Some of the key challenges raised were around many (though by no means all) fundraisers’ attitudes to social media. That the financial opportunities from online fundraising are so small they’re not really worth bothering with, for example. Or that online funds will flood in if only we can unlock some mystical piece of killer content that forever eludes us.
Part of the problem is the nature of social media – the clue is in the name. You don‘t walk up to someone you’ve just met at a party and rattle a tin in their face. You don’t shake someone’s hand and reach for their wallet at the same time.
Solutions, like that piece of killer content, are not easily reached. But there were some great suggestions to get things moving.
• If we focus our digital activity on what we know our users want and need, online donations will increase of their own accord.
• Perhaps we need to move from creating campaigns with a donate ask attached, to embedding the donate ask at the heart of the campaign.
• If we offer too many options for action, the fundraising ask will get lost – one charity auditing their site found 20 calls to action.
• Digital thinking needs to be involved at the start of the planning process, not added on as an afterthought. Digital, as with all forms of communications, works best if we ask at the outset “what’s the objective and how can we achieve it?” rather than “I have a campaign. What digital elements can we create?”

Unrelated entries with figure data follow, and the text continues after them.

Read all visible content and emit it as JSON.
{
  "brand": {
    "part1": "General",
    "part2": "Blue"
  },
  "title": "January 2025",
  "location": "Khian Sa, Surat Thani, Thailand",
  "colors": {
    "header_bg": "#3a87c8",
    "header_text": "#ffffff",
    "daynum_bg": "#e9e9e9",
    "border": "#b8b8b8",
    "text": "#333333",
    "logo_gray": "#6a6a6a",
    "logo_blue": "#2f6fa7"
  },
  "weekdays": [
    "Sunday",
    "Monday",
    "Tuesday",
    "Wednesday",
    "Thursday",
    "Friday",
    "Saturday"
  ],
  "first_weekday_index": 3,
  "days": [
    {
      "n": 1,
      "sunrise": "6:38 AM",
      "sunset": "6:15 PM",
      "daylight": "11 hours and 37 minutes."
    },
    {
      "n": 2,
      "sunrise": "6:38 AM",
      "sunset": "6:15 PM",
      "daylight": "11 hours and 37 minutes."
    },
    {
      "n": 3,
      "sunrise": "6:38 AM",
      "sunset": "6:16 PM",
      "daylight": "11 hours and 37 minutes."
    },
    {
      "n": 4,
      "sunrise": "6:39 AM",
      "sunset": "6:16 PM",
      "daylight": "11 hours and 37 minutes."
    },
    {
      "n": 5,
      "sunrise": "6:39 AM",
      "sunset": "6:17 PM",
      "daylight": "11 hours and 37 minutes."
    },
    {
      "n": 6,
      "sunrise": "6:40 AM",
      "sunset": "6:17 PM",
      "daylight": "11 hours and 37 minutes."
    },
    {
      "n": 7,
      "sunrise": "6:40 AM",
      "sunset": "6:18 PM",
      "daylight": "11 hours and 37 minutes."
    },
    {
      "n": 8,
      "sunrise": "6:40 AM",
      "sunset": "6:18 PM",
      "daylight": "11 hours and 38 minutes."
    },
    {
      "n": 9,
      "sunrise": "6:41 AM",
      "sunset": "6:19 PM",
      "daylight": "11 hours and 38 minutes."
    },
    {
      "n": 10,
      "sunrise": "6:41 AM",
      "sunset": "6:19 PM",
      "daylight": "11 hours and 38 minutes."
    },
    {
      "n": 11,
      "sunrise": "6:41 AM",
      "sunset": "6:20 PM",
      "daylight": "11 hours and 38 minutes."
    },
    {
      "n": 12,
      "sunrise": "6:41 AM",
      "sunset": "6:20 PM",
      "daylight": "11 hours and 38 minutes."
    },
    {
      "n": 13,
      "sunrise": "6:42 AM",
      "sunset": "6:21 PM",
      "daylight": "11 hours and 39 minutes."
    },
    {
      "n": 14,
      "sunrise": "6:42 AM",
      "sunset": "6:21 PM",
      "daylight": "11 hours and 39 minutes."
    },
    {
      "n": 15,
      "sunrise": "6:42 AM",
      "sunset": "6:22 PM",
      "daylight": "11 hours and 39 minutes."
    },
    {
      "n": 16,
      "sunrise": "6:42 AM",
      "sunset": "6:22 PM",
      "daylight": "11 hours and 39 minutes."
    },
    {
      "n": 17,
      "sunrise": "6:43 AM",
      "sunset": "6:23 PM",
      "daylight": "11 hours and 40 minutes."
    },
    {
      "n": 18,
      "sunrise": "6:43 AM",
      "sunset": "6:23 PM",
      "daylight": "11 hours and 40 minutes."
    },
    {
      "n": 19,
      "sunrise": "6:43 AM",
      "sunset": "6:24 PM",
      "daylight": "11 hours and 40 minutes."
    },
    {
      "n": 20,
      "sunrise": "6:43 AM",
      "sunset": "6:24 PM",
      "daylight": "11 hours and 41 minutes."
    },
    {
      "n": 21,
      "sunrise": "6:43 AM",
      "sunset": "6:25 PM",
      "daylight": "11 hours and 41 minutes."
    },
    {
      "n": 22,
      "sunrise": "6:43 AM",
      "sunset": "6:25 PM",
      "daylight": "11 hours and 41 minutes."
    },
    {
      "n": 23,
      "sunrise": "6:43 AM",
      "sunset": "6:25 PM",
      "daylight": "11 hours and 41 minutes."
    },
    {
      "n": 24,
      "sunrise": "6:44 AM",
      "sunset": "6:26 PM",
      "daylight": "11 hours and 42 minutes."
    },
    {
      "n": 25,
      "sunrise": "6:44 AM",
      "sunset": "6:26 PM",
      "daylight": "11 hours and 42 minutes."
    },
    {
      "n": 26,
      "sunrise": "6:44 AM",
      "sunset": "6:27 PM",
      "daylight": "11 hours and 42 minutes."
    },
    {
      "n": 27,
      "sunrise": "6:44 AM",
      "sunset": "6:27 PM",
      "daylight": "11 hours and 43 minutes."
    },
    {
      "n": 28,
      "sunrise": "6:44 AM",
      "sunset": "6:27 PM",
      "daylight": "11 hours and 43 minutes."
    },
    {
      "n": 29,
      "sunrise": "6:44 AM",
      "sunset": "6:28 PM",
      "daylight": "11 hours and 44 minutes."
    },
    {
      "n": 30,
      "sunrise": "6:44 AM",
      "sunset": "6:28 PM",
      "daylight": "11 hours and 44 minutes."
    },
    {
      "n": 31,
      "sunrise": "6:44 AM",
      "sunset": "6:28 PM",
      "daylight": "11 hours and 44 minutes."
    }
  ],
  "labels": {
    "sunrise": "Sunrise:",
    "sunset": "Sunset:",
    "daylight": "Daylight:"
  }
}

The final point goes to the heart of the matter. There's a difference between just tacking on a digital element to some offline activity, and creating a truly digital fundraising campaign which has digital at its heart.
The tough financial climate weighs heavily against innovation and the risks attached to trying something new as opposed to relying on traditional campaigns that have historically proved to be bankers. Yet without exploring the opportunities that digital creates, we risk watching those banker campaigns gradually wither and die, with nothing to signpost where the fundraising streams of tomorrow will emerge.